The worker suffered a compensable injury in July 2008. Long-term benefits were originally calculated at the short-term rate of $1,300 per week. However, in 2012, the Board determined that a recalculation of the long-term earnings basis was required, resulting in a long-term earnings basis of $1,100 per week. As the delay in recalculation was through administrative error, the Board did not recover the overpayment. The worker appealed a decision of the Appeals Resolution Officer confirming the recalculation of the earnings basis.

The worker was in permanent employment. However, the worker was on voluntary temporary lay-off for about six months of each of the two years prior to the accident. During those years, she received EI benefits and supplementary unemployment benefits (SUBs) from the employer. It was clear that the short-term earnings profile of four weeks prior to the accident did not reflect the long-term earnings profile of periods of lay-off. A long-term recalculation was required.

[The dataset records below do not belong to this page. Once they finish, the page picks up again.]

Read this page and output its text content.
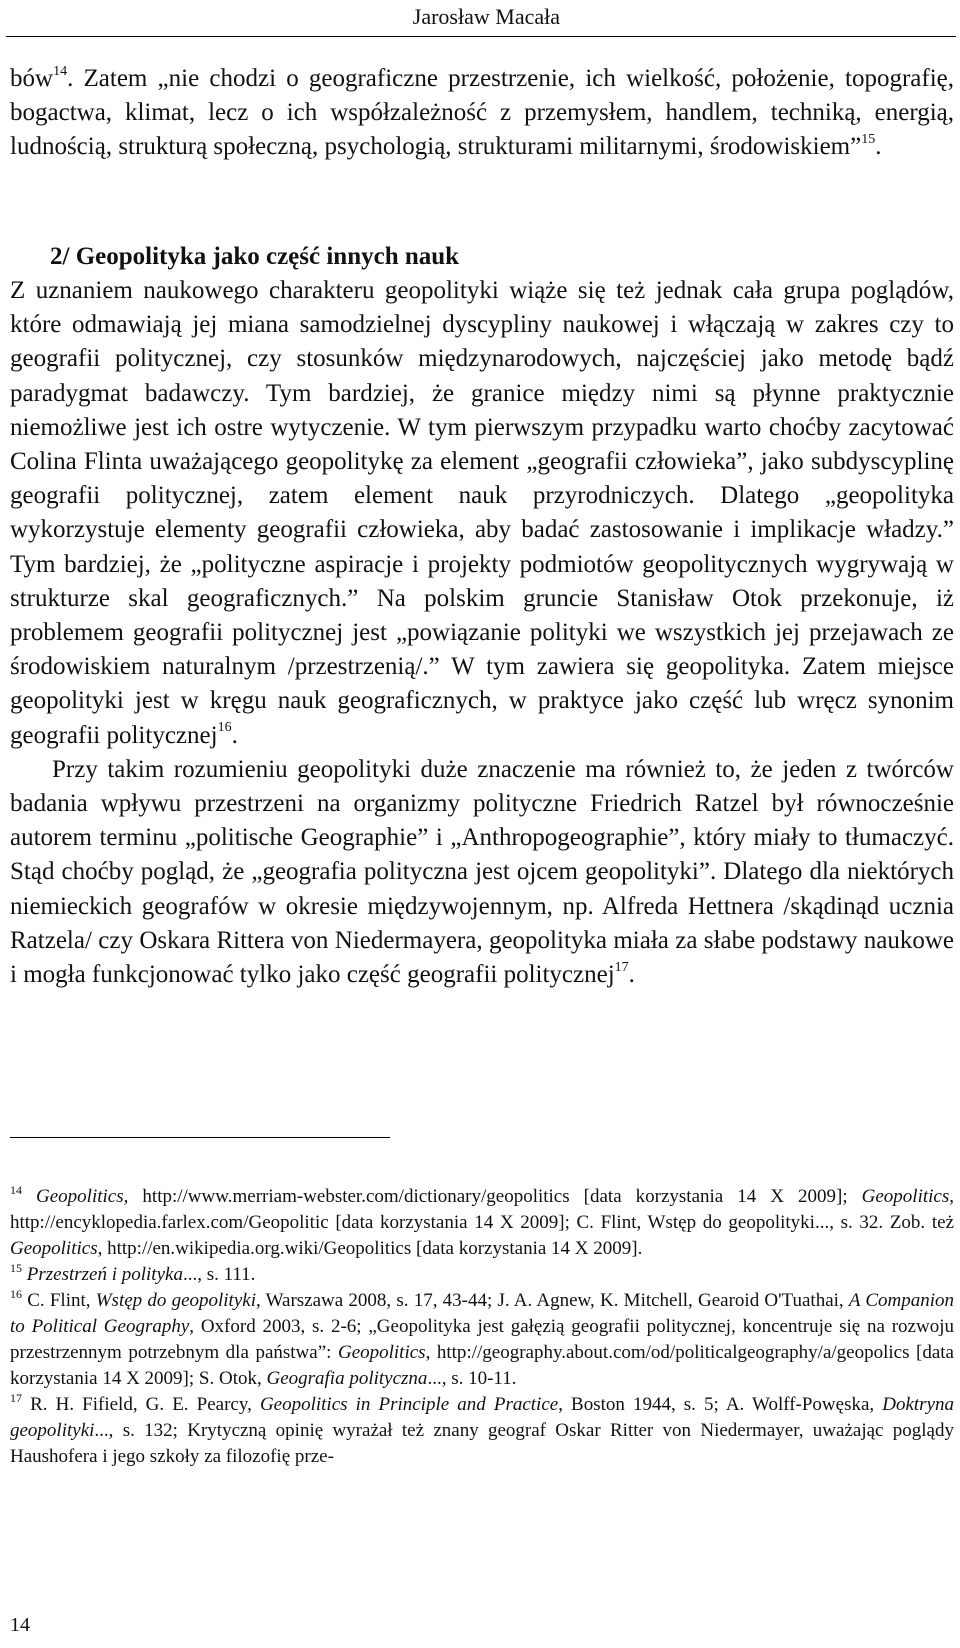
Jarosław Macała

bów$^{14}$. Zatem „nie chodzi o geograficzne przestrzenie, ich wielkość, położenie, topografię, bogactwa, klimat, lecz o ich współzależność z przemysłem, handlem, techniką, energią, ludnością, strukturą społeczną, psychologią, strukturami militarnymi, środowiskiem”$^{15}$.

2/ Geopolityka jako część innych nauk

Z uznaniem naukowego charakteru geopolityki wiąże się też jednak cała grupa poglądów, które odmawiają jej miana samodzielnej dyscypliny naukowej i włączają w zakres czy to geografii politycznej, czy stosunków międzynarodowych, najczęściej jako metodę bądź paradygmat badawczy. Tym bardziej, że granice między nimi są płynne praktycznie niemożliwe jest ich ostre wytyczenie. W tym pierwszym przypadku warto choćby zacytować Colina Flinta uważającego geopolitykę za element „geografii człowieka”, jako subdyscyplinę geografii politycznej, zatem element nauk przyrodniczych. Dlatego „geopolityka wykorzystuje elementy geografii człowieka, aby badać zastosowanie i implikacje władzy.” Tym bardziej, że „polityczne aspiracje i projekty podmiotów geopolitycznych wygrywają w strukturze skal geograficznych.” Na polskim gruncie Stanisław Otok przekonuje, iż problemem geografii politycznej jest „powiązanie polityki we wszystkich jej przejawach ze środowiskiem naturalnym /przestrzenią/.” W tym zawiera się geopolityka. Zatem miejsce geopolityki jest w kręgu nauk geograficznych, w praktyce jako część lub wręcz synonim geografii politycznej$^{16}$.

Przy takim rozumieniu geopolityki duże znaczenie ma również to, że jeden z twórców badania wpływu przestrzeni na organizmy polityczne Friedrich Ratzel był równocześnie autorem terminu „politische Geographie” i „Anthropogeographie”, który miały to tłumaczyć. Stąd choćby pogląd, że „geografia polityczna jest ojcem geopolityki”. Dlatego dla niektórych niemieckich geografów w okresie międzywojennym, np. Alfreda Hettnera /skądinąd ucznia Ratzela/ czy Oskara Rittera von Niedermayera, geopolityka miała za słabe podstawy naukowe i mogła funkcjonować tylko jako część geografii politycznej$^{17}$.

$^{14}$ Geopolitics, http://www.merriam-webster.com/dictionary/geopolitics [data korzystania 14 X 2009]; Geopolitics, http://encyklopedia.farlex.com/Geopolitic [data korzystania 14 X 2009]; C. Flint, Wstęp do geopolityki..., s. 32. Zob. też Geopolitics, http://en.wikipedia.org.wiki/Geopolitics [data korzystania 14 X 2009].

$^{15}$ Przestrzeń i polityka..., s. 111.

$^{16}$ C. Flint, Wstęp do geopolityki, Warszawa 2008, s. 17, 43-44; J. A. Agnew, K. Mitchell, Gearoid O'Tuathai, A Companion to Political Geography, Oxford 2003, s. 2-6; „Geopolityka jest gałęzią geografii politycznej, koncentruje się na rozwoju przestrzennym potrzebnym dla państwa”: Geopolitics, http://geography.about.com/od/politicalgeography/a/geopolics [data korzystania 14 X 2009]; S. Otok, Geografia polityczna..., s. 10-11.

$^{17}$ R. H. Fifield, G. E. Pearcy, Geopolitics in Principle and Practice, Boston 1944, s. 5; A. Wolff-Powęska, Doktryna geopolityki..., s. 132; Krytyczną opinię wyrażał też znany geograf Oskar Ritter von Niedermayer, uważając poglądy Haushofera i jego szkoły za filozofię prze-

14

The worker was on voluntary lay-off from January to July 2007. She worked from July 2007 to January 2008. She was again on voluntary lay-off from January to June 2008. She worked from June 2008 until injured in July 2008. A recalculation period of one year includes the second voluntary lay-off. This was a non-earning period that is part of the worker's employment pattern and, in accordance with Board policy, is not factored out of the recalculation period.
According to Board policy EI benefits received during the recalculation period are included as earnings. Board policy does not explicitly outline whether SUBs are included or excluded. The Vice-Chair found that the SUBS are analogous to EI benefits and, thus, should also be included as earnings.

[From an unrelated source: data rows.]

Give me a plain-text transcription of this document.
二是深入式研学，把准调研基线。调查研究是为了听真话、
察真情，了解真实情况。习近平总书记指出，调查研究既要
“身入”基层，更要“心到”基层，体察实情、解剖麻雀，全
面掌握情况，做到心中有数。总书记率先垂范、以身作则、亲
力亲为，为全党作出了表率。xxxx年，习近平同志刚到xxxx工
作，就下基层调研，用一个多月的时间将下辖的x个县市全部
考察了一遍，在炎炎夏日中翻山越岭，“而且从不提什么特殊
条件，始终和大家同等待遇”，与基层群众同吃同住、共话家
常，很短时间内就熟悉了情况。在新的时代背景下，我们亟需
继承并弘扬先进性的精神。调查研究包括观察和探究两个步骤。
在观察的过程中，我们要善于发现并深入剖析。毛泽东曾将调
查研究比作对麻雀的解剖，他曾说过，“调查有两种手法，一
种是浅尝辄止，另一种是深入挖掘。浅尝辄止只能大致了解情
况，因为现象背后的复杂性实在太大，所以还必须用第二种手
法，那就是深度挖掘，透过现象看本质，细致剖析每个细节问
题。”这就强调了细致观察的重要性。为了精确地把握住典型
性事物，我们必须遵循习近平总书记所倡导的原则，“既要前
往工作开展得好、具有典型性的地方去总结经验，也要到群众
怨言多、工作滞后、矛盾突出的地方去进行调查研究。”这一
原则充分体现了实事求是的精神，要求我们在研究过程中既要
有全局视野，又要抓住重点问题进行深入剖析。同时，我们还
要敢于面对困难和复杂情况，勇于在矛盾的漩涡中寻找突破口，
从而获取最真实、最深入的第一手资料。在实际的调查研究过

There was detailed payroll and tax information available. The Vice-Chair determined the income from employment from July to December 2007, from January to July 2008, EI benefits from January to June 2008, taxable allowances in 2008 which were likely benefits received from the employer, and the SUBs received from January to June 2008. The result was average weekly earnings of $1,225.
The correct long-term earnings basis was $1,225. The appeal was allowed.